Network Address Translation (NAT) is a scheme to bridge this gap. The idea is that a specialized translating router (known informally as a "NAT box") stands at the border between a private network and the public Internet. When a host inside the private network wishes to communicate with a service on the public Internet, it first makes a request to the translating router. The translator sets up a binding between that host’s private address and a temporarily assigned public address, which the translator advertises to the public Internet. The private host then launches a packet that has a destination address in the public Internet, and its own private network source address. As this packet passes through the translating router, the translator modifies the source address by replacing it with the temporarily assigned public address. It then sends the packet on its way into the public Internet. When a response from the service on the public Internet comes back to the translating router, the translator extracts the destination address from the response, looks it up in its table of temporarily assigned public addresses, finds the internal address to which it corresponds, modifies the destination address in the packet, and sends the packet on its way on the internal network, where it finds its way to the private host that initiated the communication.

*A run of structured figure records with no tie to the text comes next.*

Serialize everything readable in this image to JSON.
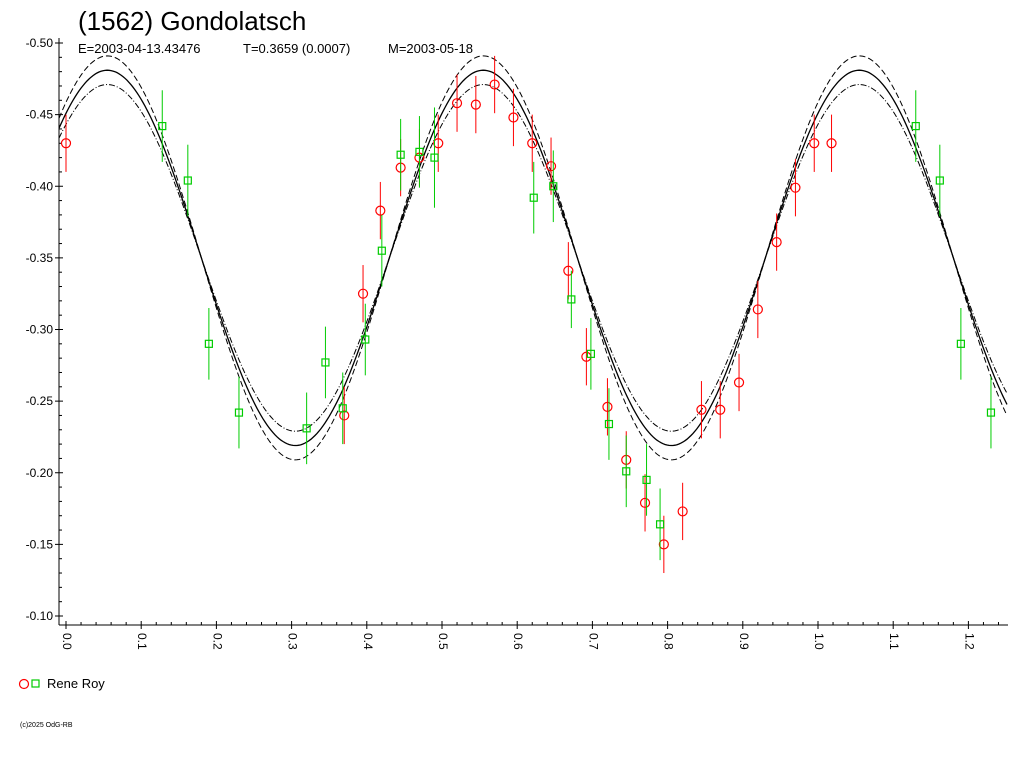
{
  "chart_data": {
    "type": "scatter",
    "title": "(1562) Gondolatsch",
    "subtitle": {
      "epoch": "E=2003-04-13.43476",
      "period": "T=0.3659 (0.0007)",
      "mid_date": "M=2003-05-18"
    },
    "xlabel": "",
    "ylabel": "",
    "xlim": [
      0.0,
      1.25
    ],
    "ylim": [
      -0.5,
      -0.1
    ],
    "y_inverted": true,
    "grid": false,
    "legend_position": "bottom-left",
    "x_ticks": [
      "0.0",
      "0.1",
      "0.2",
      "0.3",
      "0.4",
      "0.5",
      "0.6",
      "0.7",
      "0.8",
      "0.9",
      "1.0",
      "1.1",
      "1.2"
    ],
    "x_tick_values": [
      0.0,
      0.1,
      0.2,
      0.3,
      0.4,
      0.5,
      0.6,
      0.7,
      0.8,
      0.9,
      1.0,
      1.1,
      1.2
    ],
    "y_ticks": [
      "-0.50",
      "-0.45",
      "-0.40",
      "-0.35",
      "-0.30",
      "-0.25",
      "-0.20",
      "-0.15",
      "-0.10"
    ],
    "y_tick_values": [
      -0.5,
      -0.45,
      -0.4,
      -0.35,
      -0.3,
      -0.25,
      -0.2,
      -0.15,
      -0.1
    ],
    "legend": [
      {
        "name": "Rene Roy",
        "markers": [
          "circle",
          "square"
        ]
      }
    ],
    "colors": {
      "circle": "#ff0000",
      "square": "#00cc00",
      "curve": "#000000"
    },
    "fit": {
      "mean": -0.35,
      "amplitude": 0.131,
      "phase_max": 0.055,
      "band": 0.01,
      "line_styles": [
        "solid",
        "dashed",
        "dashdot"
      ]
    },
    "series": [
      {
        "marker": "circle",
        "color": "#ff0000",
        "points": [
          {
            "x": 0.0,
            "y": -0.43,
            "err": 0.02
          },
          {
            "x": 0.37,
            "y": -0.24,
            "err": 0.02
          },
          {
            "x": 0.395,
            "y": -0.325,
            "err": 0.02
          },
          {
            "x": 0.418,
            "y": -0.383,
            "err": 0.02
          },
          {
            "x": 0.445,
            "y": -0.413,
            "err": 0.02
          },
          {
            "x": 0.47,
            "y": -0.42,
            "err": 0.02
          },
          {
            "x": 0.495,
            "y": -0.43,
            "err": 0.02
          },
          {
            "x": 0.52,
            "y": -0.458,
            "err": 0.02
          },
          {
            "x": 0.545,
            "y": -0.457,
            "err": 0.02
          },
          {
            "x": 0.57,
            "y": -0.471,
            "err": 0.02
          },
          {
            "x": 0.595,
            "y": -0.448,
            "err": 0.02
          },
          {
            "x": 0.62,
            "y": -0.43,
            "err": 0.02
          },
          {
            "x": 0.645,
            "y": -0.414,
            "err": 0.02
          },
          {
            "x": 0.668,
            "y": -0.341,
            "err": 0.02
          },
          {
            "x": 0.692,
            "y": -0.281,
            "err": 0.02
          },
          {
            "x": 0.72,
            "y": -0.246,
            "err": 0.02
          },
          {
            "x": 0.745,
            "y": -0.209,
            "err": 0.02
          },
          {
            "x": 0.77,
            "y": -0.179,
            "err": 0.02
          },
          {
            "x": 0.795,
            "y": -0.15,
            "err": 0.02
          },
          {
            "x": 0.82,
            "y": -0.173,
            "err": 0.02
          },
          {
            "x": 0.845,
            "y": -0.244,
            "err": 0.02
          },
          {
            "x": 0.87,
            "y": -0.244,
            "err": 0.02
          },
          {
            "x": 0.895,
            "y": -0.263,
            "err": 0.02
          },
          {
            "x": 0.92,
            "y": -0.314,
            "err": 0.02
          },
          {
            "x": 0.945,
            "y": -0.361,
            "err": 0.02
          },
          {
            "x": 0.97,
            "y": -0.399,
            "err": 0.02
          },
          {
            "x": 0.995,
            "y": -0.43,
            "err": 0.02
          },
          {
            "x": 1.018,
            "y": -0.43,
            "err": 0.02
          }
        ]
      },
      {
        "marker": "square",
        "color": "#00cc00",
        "points": [
          {
            "x": 0.128,
            "y": -0.442,
            "err": 0.025
          },
          {
            "x": 0.162,
            "y": -0.404,
            "err": 0.025
          },
          {
            "x": 0.19,
            "y": -0.29,
            "err": 0.025
          },
          {
            "x": 0.23,
            "y": -0.242,
            "err": 0.025
          },
          {
            "x": 0.32,
            "y": -0.231,
            "err": 0.025
          },
          {
            "x": 0.345,
            "y": -0.277,
            "err": 0.025
          },
          {
            "x": 0.368,
            "y": -0.245,
            "err": 0.025
          },
          {
            "x": 0.398,
            "y": -0.293,
            "err": 0.025
          },
          {
            "x": 0.42,
            "y": -0.355,
            "err": 0.025
          },
          {
            "x": 0.445,
            "y": -0.422,
            "err": 0.025
          },
          {
            "x": 0.47,
            "y": -0.424,
            "err": 0.025
          },
          {
            "x": 0.49,
            "y": -0.42,
            "err": 0.035
          },
          {
            "x": 0.622,
            "y": -0.392,
            "err": 0.025
          },
          {
            "x": 0.648,
            "y": -0.4,
            "err": 0.025
          },
          {
            "x": 0.672,
            "y": -0.321,
            "err": 0.02
          },
          {
            "x": 0.698,
            "y": -0.283,
            "err": 0.025
          },
          {
            "x": 0.722,
            "y": -0.234,
            "err": 0.025
          },
          {
            "x": 0.745,
            "y": -0.201,
            "err": 0.025
          },
          {
            "x": 0.772,
            "y": -0.195,
            "err": 0.025
          },
          {
            "x": 0.79,
            "y": -0.164,
            "err": 0.025
          },
          {
            "x": 1.13,
            "y": -0.442,
            "err": 0.025
          },
          {
            "x": 1.162,
            "y": -0.404,
            "err": 0.025
          },
          {
            "x": 1.19,
            "y": -0.29,
            "err": 0.025
          },
          {
            "x": 1.23,
            "y": -0.242,
            "err": 0.025
          }
        ]
      }
    ]
  },
  "footer": {
    "copyright": "(c)2025 OdG-RB"
  }
}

The scheme works, after a fashion, but it has a number of limitations. The most severe limitation is that some end-to-end network protocols place Internet addresses in fields buried in their payloads; there is nothing restricting Internet addresses to packet source and destination fields of the network layer header. For example, some protocols between two parties start by mentioning the Internet address of a third party, such as a bank, that must also participate in the protocol. If the Internet address of the third party is on the public Internet, there may be no problem, but if it is an address on the private network, the translator needs to translate it as it goes by. The trouble is that translation requires that the translator peer into the payload data of the packet and understand the format of the higher-layer protocol. The result is that NAT works only for those protocols that the translator is programmed to understand. Some protocols may present great difficulties. For example, if a secure protocol uses key-driven cryptographic transformations for either privacy or authentication, the NAT gateway would need to have a copy of the keys, but giving it the keys may defeat the purpose of the secure protocol. (This concern will become clearer after reading Chapter 5.

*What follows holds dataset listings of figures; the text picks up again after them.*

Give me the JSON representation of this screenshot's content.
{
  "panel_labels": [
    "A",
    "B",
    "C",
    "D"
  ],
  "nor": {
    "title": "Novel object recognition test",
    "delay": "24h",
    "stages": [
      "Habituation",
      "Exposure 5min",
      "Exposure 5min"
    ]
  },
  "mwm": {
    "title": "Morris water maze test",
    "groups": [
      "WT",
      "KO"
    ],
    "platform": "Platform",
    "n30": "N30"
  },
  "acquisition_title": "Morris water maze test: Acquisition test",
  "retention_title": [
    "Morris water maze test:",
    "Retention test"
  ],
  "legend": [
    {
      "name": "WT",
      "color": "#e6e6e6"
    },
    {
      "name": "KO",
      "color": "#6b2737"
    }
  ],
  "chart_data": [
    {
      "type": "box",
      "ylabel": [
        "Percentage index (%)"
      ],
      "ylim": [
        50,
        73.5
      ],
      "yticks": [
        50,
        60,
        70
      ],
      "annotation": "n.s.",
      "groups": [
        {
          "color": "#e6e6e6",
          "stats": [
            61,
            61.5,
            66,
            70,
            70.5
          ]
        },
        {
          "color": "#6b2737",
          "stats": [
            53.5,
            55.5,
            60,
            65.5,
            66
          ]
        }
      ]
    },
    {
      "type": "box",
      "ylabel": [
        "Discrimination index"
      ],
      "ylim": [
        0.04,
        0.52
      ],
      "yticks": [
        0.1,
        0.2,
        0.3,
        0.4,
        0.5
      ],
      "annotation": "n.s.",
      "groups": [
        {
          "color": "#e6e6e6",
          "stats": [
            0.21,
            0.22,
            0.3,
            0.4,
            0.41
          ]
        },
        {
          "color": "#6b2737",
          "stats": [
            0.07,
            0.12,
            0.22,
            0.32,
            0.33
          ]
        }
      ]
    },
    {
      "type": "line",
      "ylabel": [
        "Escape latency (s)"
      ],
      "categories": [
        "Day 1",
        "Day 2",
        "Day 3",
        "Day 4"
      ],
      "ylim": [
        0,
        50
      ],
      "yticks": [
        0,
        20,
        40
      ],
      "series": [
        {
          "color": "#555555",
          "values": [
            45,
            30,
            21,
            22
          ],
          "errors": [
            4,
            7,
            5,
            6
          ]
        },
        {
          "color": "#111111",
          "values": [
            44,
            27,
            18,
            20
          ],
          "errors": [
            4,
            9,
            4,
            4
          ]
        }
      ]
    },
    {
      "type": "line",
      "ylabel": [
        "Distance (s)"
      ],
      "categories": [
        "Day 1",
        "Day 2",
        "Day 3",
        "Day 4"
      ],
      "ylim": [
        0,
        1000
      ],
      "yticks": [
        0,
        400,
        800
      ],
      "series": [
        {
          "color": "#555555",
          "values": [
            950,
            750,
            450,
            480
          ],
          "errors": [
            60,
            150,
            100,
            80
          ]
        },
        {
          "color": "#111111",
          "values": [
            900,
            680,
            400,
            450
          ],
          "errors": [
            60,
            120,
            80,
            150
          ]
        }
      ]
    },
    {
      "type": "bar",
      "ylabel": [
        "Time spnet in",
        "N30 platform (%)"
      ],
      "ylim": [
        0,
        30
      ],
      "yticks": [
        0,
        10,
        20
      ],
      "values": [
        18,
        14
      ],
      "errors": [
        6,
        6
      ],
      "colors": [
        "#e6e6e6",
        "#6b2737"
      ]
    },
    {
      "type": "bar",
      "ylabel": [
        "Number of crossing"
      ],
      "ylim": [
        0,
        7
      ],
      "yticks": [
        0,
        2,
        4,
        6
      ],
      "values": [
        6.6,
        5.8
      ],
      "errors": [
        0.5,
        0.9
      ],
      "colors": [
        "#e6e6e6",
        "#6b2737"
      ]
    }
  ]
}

A second problem is that all of the packets between the public Internet and the private network must pass through the translating router, since it is the only place that knows how to do the address translation. The translator thus introduces both a potential bottleneck and a potential single point of failure, and NAT becomes a constraint on routing policy.

A third problem arises if two such organizations later merge. Each organization will have assigned addresses in network 10, but since their assignments were not coordinated, some addresses will probably have been assigned in both organizations, and all of the colliding addresses must be discovered and changed.

Although originally devised as a scheme to interconnect private networks to the public Internet, NAT has become popular as a technique to beef up security of computer systems that have insecure operating system or network implementations. In this application, the NAT translator inspects every packet coming from the public Internet and refuses to pass along any whose origin seems suspicious or that try to invoke services that are not intended for public use. The scheme does not in itself provide much security, but in conjunction with other security mechanisms described in Chapter 5, it can help create what that chapter describes as "defense in depth".